Our decision today should not be viewed as condoning appellant's conduct in the underlying offense or in any other offense that he may have committed. Under a proper showing, appellant may indeed fit the classification of a sexual predator. To allow a sexual offender classification hearing, however, to be conducted in the manner in which it was conducted in this case would be to make the hearing merely perfunctory in nature, which would deny the defendant the rights guaranteed him under the statute. Id. citing State v. Gowdy (2000),88 Ohio St.3d 387, 398. It must be remembered, however, that R.C. Chapter 2950 is not meant to punish a defendant, but rather, to protect the safety and general welfare of the people of this state. State v. Eppinger, 91 Ohio St.3d at 165. It is the state who has the burden of proving by clear and convincing evidence that appellant is likely to re-offend in the future. State v. Williams (2000), 88 Ohio St.3d 513,533. This burden was not met in this case. Absent such proof, appellant's classification as a sexual predator cannot stand.

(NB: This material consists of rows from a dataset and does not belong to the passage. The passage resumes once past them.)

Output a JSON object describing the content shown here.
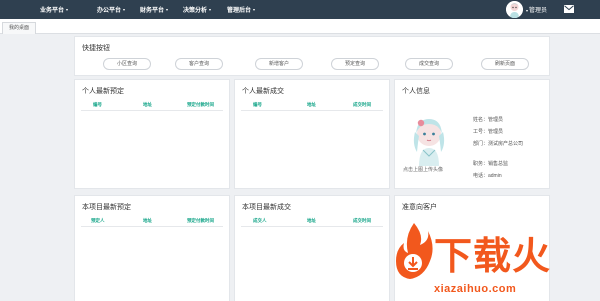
{
  "nav": {
    "items": [
      {
        "label": "业务平台"
      },
      {
        "label": "办公平台"
      },
      {
        "label": "财务平台"
      },
      {
        "label": "决策分析"
      },
      {
        "label": "管理后台"
      }
    ],
    "caret": "▾",
    "user": "管理员"
  },
  "tabs": {
    "home": "我的桌面"
  },
  "quick": {
    "title": "快捷按钮",
    "buttons": [
      {
        "label": "小区查询"
      },
      {
        "label": "客户查询"
      },
      {
        "label": "新增客户"
      },
      {
        "label": "预定查询"
      },
      {
        "label": "成交查询"
      },
      {
        "label": "刷新页面"
      }
    ]
  },
  "personal_reserve": {
    "title": "个人最新预定",
    "columns": [
      "编号",
      "地址",
      "预定付款时间"
    ]
  },
  "personal_deal": {
    "title": "个人最新成交",
    "columns": [
      "编号",
      "地址",
      "成交时间"
    ]
  },
  "personal_info": {
    "title": "个人信息",
    "avatar_caption": "点击上图上传头像",
    "fields": [
      {
        "text": "姓名：管理员"
      },
      {
        "text": "工号：管理员"
      },
      {
        "text": "部门：测试房产总公司"
      },
      {
        "text": "职务：销售总监"
      },
      {
        "text": "电话：admin"
      }
    ]
  },
  "project_reserve": {
    "title": "本项目最新预定",
    "columns": [
      "预定人",
      "地址",
      "预定付款时间"
    ]
  },
  "project_deal": {
    "title": "本项目最新成交",
    "columns": [
      "成交人",
      "地址",
      "成交时间"
    ]
  },
  "prospects": {
    "title": "准意向客户"
  },
  "watermark": {
    "logo": "下载火",
    "domain": "xiazaihuo.com"
  },
  "colors": {
    "nav_bg": "#2f4050",
    "accent": "#15a589",
    "watermark": "#f2581d"
  }
}
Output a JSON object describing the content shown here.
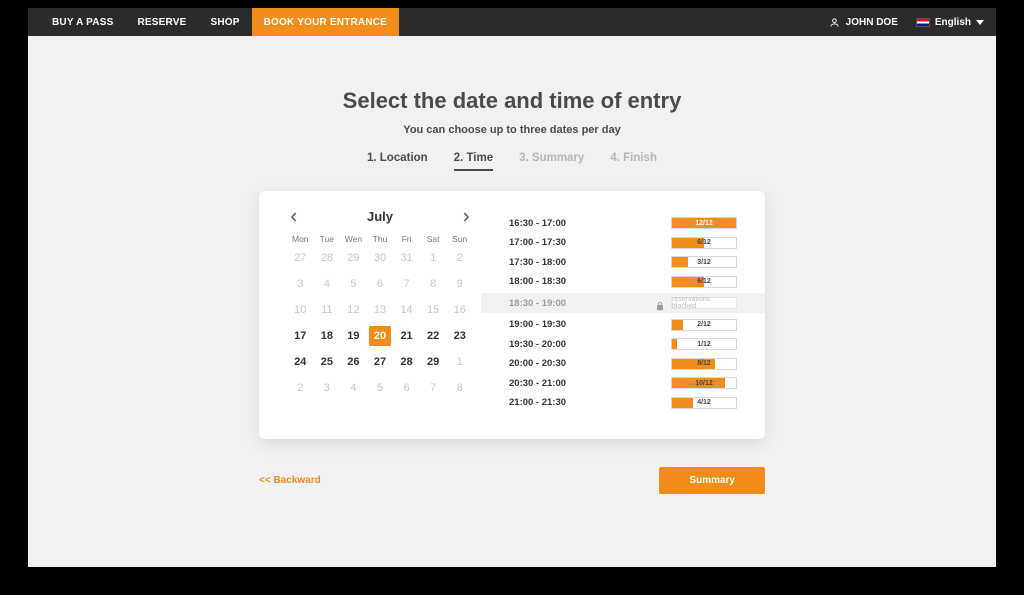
{
  "nav": {
    "items": [
      {
        "label": "BUY A PASS",
        "active": false
      },
      {
        "label": "RESERVE",
        "active": false
      },
      {
        "label": "SHOP",
        "active": false
      },
      {
        "label": "BOOK YOUR ENTRANCE",
        "active": true
      }
    ],
    "user": "JOHN DOE",
    "language": "English"
  },
  "page": {
    "title": "Select the date and time of entry",
    "subtitle": "You can choose up to three dates per day",
    "steps": [
      {
        "label": "1. Location",
        "state": "completed"
      },
      {
        "label": "2. Time",
        "state": "active"
      },
      {
        "label": "3. Summary",
        "state": "upcoming"
      },
      {
        "label": "4. Finish",
        "state": "upcoming"
      }
    ]
  },
  "calendar": {
    "month": "July",
    "dow": [
      "Mon",
      "Tue",
      "Wen",
      "Thu",
      "Fri",
      "Sat",
      "Sun"
    ],
    "weeks": [
      [
        {
          "n": 27,
          "dim": true
        },
        {
          "n": 28,
          "dim": true
        },
        {
          "n": 29,
          "dim": true
        },
        {
          "n": 30,
          "dim": true
        },
        {
          "n": 31,
          "dim": true
        },
        {
          "n": 1,
          "dim": true
        },
        {
          "n": 2,
          "dim": true
        }
      ],
      [
        {
          "n": 3,
          "dim": true
        },
        {
          "n": 4,
          "dim": true
        },
        {
          "n": 5,
          "dim": true
        },
        {
          "n": 6,
          "dim": true
        },
        {
          "n": 7,
          "dim": true
        },
        {
          "n": 8,
          "dim": true
        },
        {
          "n": 9,
          "dim": true
        }
      ],
      [
        {
          "n": 10,
          "dim": true
        },
        {
          "n": 11,
          "dim": true
        },
        {
          "n": 12,
          "dim": true
        },
        {
          "n": 13,
          "dim": true
        },
        {
          "n": 14,
          "dim": true
        },
        {
          "n": 15,
          "dim": true
        },
        {
          "n": 16,
          "dim": true
        }
      ],
      [
        {
          "n": 17,
          "dim": false
        },
        {
          "n": 18,
          "dim": false
        },
        {
          "n": 19,
          "dim": false
        },
        {
          "n": 20,
          "dim": false,
          "sel": true
        },
        {
          "n": 21,
          "dim": false
        },
        {
          "n": 22,
          "dim": false
        },
        {
          "n": 23,
          "dim": false
        }
      ],
      [
        {
          "n": 24,
          "dim": false
        },
        {
          "n": 25,
          "dim": false
        },
        {
          "n": 26,
          "dim": false
        },
        {
          "n": 27,
          "dim": false
        },
        {
          "n": 28,
          "dim": false
        },
        {
          "n": 29,
          "dim": false
        },
        {
          "n": 1,
          "dim": true
        }
      ],
      [
        {
          "n": 2,
          "dim": true
        },
        {
          "n": 3,
          "dim": true
        },
        {
          "n": 4,
          "dim": true
        },
        {
          "n": 5,
          "dim": true
        },
        {
          "n": 6,
          "dim": true
        },
        {
          "n": 7,
          "dim": true
        },
        {
          "n": 8,
          "dim": true
        }
      ]
    ]
  },
  "slots": [
    {
      "label": "16:30 - 17:00",
      "booked": 12,
      "capacity": 12
    },
    {
      "label": "17:00 - 17:30",
      "booked": 6,
      "capacity": 12
    },
    {
      "label": "17:30 - 18:00",
      "booked": 3,
      "capacity": 12
    },
    {
      "label": "18:00 - 18:30",
      "booked": 6,
      "capacity": 12
    },
    {
      "label": "18:30 - 19:00",
      "blocked": true,
      "blocked_text": "reservations blocked"
    },
    {
      "label": "19:00 - 19:30",
      "booked": 2,
      "capacity": 12
    },
    {
      "label": "19:30 - 20:00",
      "booked": 1,
      "capacity": 12
    },
    {
      "label": "20:00 - 20:30",
      "booked": 8,
      "capacity": 12
    },
    {
      "label": "20:30 - 21:00",
      "booked": 10,
      "capacity": 12
    },
    {
      "label": "21:00 - 21:30",
      "booked": 4,
      "capacity": 12
    }
  ],
  "footer": {
    "back": "<< Backward",
    "summary": "Summary"
  },
  "colors": {
    "accent": "#f28c1a"
  }
}
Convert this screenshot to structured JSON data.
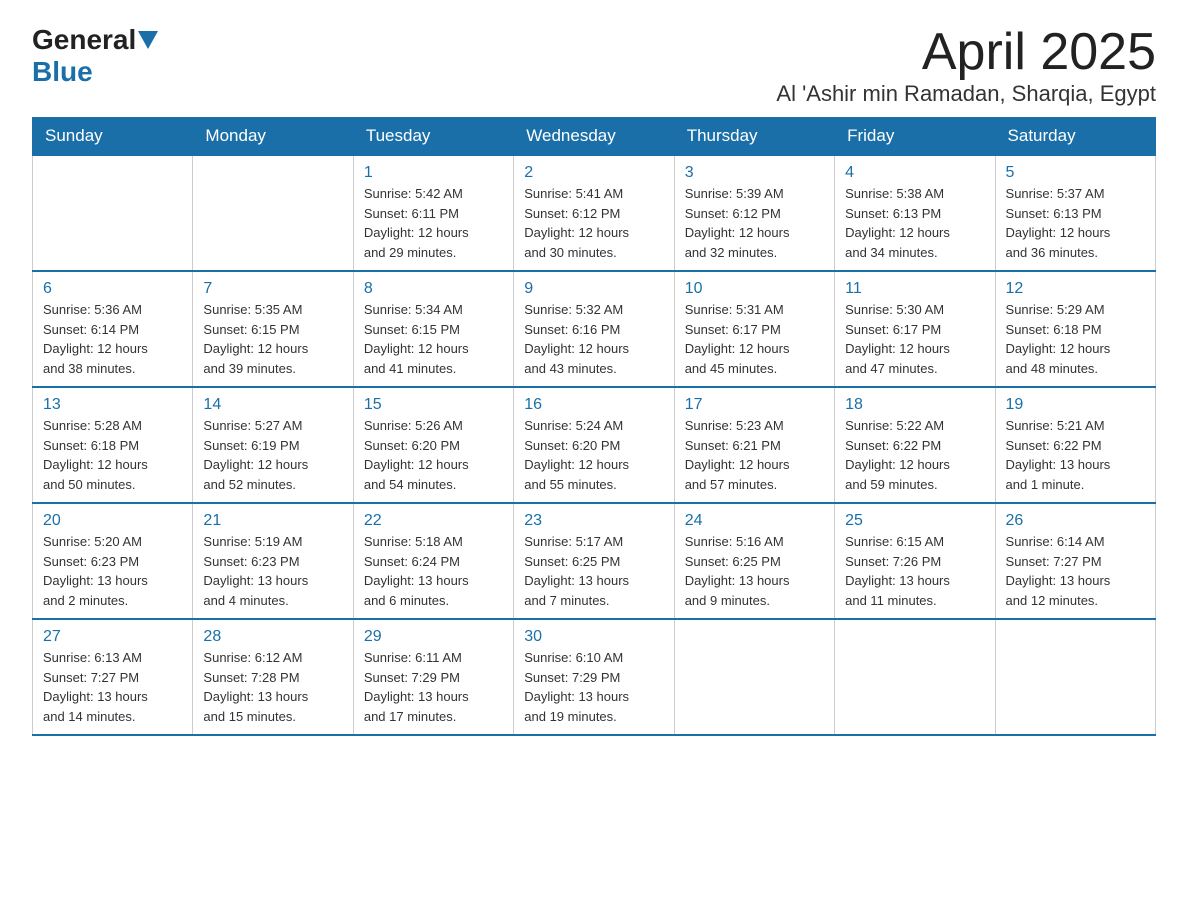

Accordingly, appellant's second assignment of error is well taken and is sustained.

II. Due to our disposition of appellant's second assignment of error, we need not address appellant's remaining assignments of error. See App.R. 12(A)(1)(c).

The judgment of the trial court classifying appellant as a sexual predator is vacated.

It is, therefore, ordered that appellant recover of appellee costs herein taxed.

The court finds there were reasonable grounds for this appeal.

It is ordered that a special mandate issue out of this court directing said court to carry this judgment into execution.

A certified copy of this entry shall constitute the mandate pursuant to Rule 27 of the Rules of Appellate Procedure.

___________________________ TIMOTHY E. McMONAGLE, P.J.:

JAMES J. SWEENEY, J., CONCURS; and COLLEEN CONWAY COONEY, J., CONCURS WITH CONCURRING OPINION.